According to the company's website, Scrub Daddy, Inc. was officially founded in 2012 with grassroots marketing. On the Shark Tank episode originally airing in October 2012, Lori Greiner made a 20% equity stake deal with Krause for $200,000. The following day, Greiner and Krause sold 42,000 sponges in under seven minutes on QVC. Greiner then helped Scrub Daddy to be sold in retail stores such as Bed, Bath & Beyond. In January 2017, Scrub Daddy's total revenues surpassed $100 million – the highest of any Shark Tank product. In Season 14 Episode 13, it was reported that Scrub Daddy in 10 years has 273 employees, 160 products, sold in 257,000 retail locations, and is a top 3 grossing company in Shark Tank history, having sold more than $926 million in retail sales as of May 2023.
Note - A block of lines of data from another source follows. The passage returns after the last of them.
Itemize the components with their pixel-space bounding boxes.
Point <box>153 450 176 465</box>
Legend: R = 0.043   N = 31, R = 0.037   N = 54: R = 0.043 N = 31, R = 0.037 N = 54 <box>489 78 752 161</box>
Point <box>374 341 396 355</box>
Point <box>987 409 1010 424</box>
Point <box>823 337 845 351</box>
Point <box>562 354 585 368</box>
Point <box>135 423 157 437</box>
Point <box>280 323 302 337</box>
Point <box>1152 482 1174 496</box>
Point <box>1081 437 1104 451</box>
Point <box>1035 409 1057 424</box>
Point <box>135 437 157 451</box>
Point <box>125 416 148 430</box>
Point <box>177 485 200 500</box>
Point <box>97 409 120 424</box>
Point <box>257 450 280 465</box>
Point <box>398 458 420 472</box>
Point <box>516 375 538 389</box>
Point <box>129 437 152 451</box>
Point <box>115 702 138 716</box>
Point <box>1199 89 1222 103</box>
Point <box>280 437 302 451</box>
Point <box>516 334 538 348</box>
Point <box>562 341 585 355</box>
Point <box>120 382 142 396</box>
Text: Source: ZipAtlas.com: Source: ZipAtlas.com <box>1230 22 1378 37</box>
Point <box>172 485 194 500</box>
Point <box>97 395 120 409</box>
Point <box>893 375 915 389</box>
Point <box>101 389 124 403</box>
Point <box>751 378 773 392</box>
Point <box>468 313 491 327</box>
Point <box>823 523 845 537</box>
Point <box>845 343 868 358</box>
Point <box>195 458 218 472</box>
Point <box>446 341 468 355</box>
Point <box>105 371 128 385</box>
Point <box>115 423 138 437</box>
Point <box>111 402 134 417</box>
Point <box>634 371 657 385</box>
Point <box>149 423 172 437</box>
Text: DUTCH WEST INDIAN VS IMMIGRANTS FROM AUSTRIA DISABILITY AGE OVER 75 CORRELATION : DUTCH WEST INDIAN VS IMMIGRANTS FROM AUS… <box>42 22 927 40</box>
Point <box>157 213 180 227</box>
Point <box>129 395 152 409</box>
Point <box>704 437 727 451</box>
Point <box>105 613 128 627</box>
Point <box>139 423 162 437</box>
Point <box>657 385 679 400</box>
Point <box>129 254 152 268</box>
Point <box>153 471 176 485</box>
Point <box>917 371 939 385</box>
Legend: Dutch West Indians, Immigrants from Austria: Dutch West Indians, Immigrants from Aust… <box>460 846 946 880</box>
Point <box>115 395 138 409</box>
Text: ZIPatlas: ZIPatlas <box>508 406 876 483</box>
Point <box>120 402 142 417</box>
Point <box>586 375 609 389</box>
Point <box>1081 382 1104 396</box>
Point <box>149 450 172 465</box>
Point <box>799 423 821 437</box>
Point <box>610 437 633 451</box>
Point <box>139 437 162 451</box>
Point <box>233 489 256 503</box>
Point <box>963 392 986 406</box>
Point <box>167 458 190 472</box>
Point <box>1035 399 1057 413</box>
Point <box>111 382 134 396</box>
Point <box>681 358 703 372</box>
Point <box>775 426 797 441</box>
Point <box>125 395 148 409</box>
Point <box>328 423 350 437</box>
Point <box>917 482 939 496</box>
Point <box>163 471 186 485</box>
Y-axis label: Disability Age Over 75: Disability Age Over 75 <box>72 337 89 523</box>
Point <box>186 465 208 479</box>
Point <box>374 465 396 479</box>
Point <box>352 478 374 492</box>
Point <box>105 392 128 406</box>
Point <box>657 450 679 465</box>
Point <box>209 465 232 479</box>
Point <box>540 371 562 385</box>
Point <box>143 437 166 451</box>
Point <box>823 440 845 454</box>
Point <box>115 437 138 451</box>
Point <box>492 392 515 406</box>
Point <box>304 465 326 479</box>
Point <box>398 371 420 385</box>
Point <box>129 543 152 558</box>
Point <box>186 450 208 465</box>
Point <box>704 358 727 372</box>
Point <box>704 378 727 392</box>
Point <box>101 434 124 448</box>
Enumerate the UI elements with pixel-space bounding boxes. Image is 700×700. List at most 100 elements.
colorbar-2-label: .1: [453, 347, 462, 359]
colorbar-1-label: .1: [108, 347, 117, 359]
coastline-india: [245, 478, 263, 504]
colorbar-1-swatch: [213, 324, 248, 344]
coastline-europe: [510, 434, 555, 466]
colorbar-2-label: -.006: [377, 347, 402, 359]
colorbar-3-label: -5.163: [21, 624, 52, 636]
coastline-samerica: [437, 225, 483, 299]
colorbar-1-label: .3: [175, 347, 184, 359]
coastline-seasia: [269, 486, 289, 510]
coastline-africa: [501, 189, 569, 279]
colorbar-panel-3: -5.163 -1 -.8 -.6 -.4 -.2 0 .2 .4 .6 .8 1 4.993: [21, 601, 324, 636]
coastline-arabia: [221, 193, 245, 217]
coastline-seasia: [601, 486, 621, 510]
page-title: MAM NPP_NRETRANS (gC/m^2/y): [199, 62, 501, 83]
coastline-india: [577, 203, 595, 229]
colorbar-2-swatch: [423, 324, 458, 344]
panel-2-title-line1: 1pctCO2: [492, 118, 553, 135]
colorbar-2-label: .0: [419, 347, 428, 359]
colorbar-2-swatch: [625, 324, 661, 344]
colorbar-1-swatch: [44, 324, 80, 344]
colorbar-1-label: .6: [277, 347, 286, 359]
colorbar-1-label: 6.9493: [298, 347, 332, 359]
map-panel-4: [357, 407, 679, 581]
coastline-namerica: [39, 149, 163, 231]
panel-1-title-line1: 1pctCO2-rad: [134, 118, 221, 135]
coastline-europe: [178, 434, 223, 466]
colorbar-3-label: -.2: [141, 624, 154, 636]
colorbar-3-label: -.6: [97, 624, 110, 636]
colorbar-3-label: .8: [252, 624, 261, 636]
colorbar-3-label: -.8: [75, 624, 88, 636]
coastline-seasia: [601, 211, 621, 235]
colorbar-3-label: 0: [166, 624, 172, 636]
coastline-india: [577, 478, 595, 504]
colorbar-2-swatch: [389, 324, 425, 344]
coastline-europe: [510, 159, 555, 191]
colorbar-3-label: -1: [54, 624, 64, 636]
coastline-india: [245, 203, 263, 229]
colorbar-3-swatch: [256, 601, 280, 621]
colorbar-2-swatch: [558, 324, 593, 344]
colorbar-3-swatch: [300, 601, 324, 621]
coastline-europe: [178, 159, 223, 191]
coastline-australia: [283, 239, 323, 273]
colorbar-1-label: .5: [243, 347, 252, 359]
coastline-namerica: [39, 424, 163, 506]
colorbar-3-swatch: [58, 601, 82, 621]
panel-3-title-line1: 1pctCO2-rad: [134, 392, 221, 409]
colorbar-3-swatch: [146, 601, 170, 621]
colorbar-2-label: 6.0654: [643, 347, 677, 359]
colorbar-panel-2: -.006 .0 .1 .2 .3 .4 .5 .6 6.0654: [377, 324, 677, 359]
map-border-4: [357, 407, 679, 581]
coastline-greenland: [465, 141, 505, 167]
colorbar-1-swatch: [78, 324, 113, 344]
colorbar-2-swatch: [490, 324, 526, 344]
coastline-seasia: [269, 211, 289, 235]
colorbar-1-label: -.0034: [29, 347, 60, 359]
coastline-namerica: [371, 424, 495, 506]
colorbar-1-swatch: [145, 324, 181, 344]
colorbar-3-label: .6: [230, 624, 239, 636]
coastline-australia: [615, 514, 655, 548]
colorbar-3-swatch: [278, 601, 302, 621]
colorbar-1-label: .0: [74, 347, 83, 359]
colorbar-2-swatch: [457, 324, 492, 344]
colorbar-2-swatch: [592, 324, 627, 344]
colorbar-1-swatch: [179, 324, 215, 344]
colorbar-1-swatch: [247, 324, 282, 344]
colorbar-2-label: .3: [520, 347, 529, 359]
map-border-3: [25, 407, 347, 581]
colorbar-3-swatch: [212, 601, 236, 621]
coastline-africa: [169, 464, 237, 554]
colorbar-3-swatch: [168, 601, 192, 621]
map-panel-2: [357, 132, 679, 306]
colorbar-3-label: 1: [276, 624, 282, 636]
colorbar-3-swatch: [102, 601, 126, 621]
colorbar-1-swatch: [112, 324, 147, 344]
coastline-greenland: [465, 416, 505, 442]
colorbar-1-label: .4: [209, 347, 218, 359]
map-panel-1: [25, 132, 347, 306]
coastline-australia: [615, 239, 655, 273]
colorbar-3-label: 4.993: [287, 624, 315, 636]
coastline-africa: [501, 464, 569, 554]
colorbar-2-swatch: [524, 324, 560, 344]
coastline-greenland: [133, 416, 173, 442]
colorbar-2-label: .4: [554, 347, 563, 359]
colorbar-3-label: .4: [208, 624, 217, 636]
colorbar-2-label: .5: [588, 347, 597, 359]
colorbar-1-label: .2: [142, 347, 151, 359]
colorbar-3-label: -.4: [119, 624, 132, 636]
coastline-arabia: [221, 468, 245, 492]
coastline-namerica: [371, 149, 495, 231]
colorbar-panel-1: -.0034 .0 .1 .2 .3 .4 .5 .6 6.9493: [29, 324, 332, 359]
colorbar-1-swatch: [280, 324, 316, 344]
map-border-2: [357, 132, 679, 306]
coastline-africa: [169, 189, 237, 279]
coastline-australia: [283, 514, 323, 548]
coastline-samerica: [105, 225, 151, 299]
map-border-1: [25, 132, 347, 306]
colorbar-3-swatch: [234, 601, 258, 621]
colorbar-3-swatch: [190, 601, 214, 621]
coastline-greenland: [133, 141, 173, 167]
As of 2024, Scrub Daddy had the third highest revenue of any product successfully pitched on the ABC reality show Shark Tank.

== Products ==
=== Scrub Daddy ===
Scrub Daddy sponges are composed of a proprietary polycaprolactone thermoplastic polyurethane foam marketed as FlexTexture. This specific polymer blend allows the sponge to alter its physical properties based on water temperature, remaining firm in cold water and becoming softer in warm water. The original Scrub Daddy is a yellow circular scrubber with a smiling face punched into it. Krause has two patents on its design.

=== Other products ===
The brand consists of more than 20 products, including scouring pads, dual-sided sponges, sink organizers, soap dispensers and household erasers. It also has a brand called Scrub Mommy, featuring a traditional sponge attached to the typical scrub daddy surface, introduced in 2014.